The CMA CGM Marco Polo is continuing its record-setting North American East Coast tour, docking today at the Port of Savannah after previous calls in Virginia, New York/New Jersey and Halifax, Nova Scotia.
Built in 2012, CMA CGM Marco Polo is 1,300 feet long by 175 feet wide and has a carrying capacity of 16,022 TEU, making it the largest ship to ever dock on the East Coast of North America.
The vessel is deployed on the Ocean Alliance’s AWE3/Columbus service, which connects U.S. East Coast (and Halifax) and Asia via the Suez Canal, with cross-Pacific links to the U.S. West Coast. The AWE3/Columbus service includes 19 vessels ranging in size from 10,000 TEUs to 16,000 TEUs.
The ship made its first North American call earlier this month when it arrived at the Port of Halifax, the only port in Eastern Canada that can accommodate ultra-large vessels. It later called at the Port of New York and New Jersey and Port of Virginia. It’s final East Coast call will be at the Port of Charleston in South Carolina at the end of this month.

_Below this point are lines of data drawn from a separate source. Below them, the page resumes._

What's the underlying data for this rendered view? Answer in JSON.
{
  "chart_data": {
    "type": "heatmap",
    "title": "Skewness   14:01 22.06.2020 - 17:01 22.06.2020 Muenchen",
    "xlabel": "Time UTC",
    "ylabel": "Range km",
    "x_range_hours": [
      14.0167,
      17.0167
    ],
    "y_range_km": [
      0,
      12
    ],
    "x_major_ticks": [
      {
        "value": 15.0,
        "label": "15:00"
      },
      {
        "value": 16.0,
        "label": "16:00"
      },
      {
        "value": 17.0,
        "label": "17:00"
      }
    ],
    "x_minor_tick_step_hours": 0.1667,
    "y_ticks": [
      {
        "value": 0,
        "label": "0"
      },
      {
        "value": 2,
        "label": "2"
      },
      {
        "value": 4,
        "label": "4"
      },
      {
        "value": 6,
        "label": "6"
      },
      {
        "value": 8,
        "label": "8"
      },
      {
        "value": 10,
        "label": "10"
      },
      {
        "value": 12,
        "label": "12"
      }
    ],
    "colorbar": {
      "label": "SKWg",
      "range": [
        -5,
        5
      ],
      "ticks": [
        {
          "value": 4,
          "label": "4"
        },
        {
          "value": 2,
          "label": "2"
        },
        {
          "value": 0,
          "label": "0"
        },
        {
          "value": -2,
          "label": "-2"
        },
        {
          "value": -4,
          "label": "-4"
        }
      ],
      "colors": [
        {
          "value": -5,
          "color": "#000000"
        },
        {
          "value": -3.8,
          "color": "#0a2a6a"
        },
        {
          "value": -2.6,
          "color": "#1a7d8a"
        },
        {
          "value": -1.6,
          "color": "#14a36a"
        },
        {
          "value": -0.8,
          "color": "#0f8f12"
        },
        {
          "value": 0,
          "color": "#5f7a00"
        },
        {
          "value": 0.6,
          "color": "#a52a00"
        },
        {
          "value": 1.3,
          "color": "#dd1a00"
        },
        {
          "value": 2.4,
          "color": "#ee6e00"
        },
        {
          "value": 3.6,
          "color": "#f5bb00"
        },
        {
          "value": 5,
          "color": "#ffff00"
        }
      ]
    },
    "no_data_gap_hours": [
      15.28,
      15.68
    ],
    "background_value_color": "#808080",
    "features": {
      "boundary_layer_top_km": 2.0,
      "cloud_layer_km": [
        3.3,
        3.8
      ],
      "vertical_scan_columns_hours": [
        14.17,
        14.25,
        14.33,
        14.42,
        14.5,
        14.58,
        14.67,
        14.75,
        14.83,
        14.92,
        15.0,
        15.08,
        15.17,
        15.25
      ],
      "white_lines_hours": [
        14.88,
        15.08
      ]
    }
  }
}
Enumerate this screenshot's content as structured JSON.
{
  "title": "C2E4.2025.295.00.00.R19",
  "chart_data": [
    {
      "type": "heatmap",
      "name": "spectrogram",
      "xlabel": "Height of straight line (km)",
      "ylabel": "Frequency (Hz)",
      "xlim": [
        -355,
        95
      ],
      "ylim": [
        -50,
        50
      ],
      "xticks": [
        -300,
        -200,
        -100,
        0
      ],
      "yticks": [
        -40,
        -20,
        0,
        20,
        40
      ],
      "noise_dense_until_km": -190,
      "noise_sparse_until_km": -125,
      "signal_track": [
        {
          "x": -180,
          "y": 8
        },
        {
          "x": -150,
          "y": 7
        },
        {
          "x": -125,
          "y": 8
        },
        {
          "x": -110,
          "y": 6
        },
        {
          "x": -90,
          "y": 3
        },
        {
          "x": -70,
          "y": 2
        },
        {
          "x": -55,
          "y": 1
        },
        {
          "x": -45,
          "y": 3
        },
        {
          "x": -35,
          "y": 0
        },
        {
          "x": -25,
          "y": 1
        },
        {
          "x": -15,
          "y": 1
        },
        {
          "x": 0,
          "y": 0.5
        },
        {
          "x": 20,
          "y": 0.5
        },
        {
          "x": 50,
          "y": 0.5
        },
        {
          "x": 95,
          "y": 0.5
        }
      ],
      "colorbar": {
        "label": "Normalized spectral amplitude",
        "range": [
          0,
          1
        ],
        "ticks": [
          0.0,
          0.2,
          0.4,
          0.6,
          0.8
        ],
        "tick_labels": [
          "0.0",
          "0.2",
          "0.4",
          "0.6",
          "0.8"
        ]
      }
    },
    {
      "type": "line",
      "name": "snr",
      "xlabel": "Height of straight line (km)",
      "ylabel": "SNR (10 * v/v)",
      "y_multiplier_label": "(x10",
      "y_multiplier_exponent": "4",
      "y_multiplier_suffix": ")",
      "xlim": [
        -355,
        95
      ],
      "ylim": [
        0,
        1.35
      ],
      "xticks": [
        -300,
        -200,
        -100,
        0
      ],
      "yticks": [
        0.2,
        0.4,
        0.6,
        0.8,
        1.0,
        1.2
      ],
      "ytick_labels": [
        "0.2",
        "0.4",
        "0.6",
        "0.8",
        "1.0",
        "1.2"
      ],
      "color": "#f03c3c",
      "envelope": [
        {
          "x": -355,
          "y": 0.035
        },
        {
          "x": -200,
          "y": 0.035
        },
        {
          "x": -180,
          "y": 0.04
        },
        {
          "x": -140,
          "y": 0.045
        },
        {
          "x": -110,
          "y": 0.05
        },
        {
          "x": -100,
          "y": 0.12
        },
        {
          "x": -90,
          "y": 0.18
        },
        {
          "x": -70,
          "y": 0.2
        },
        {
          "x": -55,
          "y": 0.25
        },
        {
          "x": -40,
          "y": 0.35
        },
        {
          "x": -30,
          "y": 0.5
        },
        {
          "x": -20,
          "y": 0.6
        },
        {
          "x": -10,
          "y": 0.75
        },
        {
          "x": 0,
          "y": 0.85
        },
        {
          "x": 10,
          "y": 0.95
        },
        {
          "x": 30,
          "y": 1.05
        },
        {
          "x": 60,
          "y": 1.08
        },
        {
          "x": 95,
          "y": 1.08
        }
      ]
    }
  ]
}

After docking at Port of Savannah’s Berth 9 on Wednesday morning, port workers began cargo operations with seven ship-to-shore cranes to load and unload an estimated 6,000 TEUs of cargo from the vessel.
To expand the Port of Savannah’s ability to serve vessels of Marco Polo’s size, the Georgia Ports Authority (GPA) has begun construction to straighten a bend at Berth 1 of Garden City Terminal, allowing the Savannah to simultaneously serve four 16,000-TEU vessels, as well as three additional ships. Berth 1 renovations will add an estimated 1 million TEUs per year of berth capacity by 2023.
GPA was scheduled to work five other vessels simultaneous to the CMA CGM Marco Polo on Wednesday.
“In my seven years serving on the port authority board, it has been gratifying to see Savannah step up to the plate and increase its capacity, infrastructure and workforce to accommodate massive vessels like the Marco Polo,” said outgoing GPA Board Chairman Will McKnight, who boarded the vessel at the mouth of the Savannah River with the pilots who guided the ship along the channel. “There is a reason Garden City Terminal has become the hub for global commerce in the Southeastern U.S: 30 cranes, nearly 10,000 feet of contiguous dock space, and a 1,345-acre container yard.”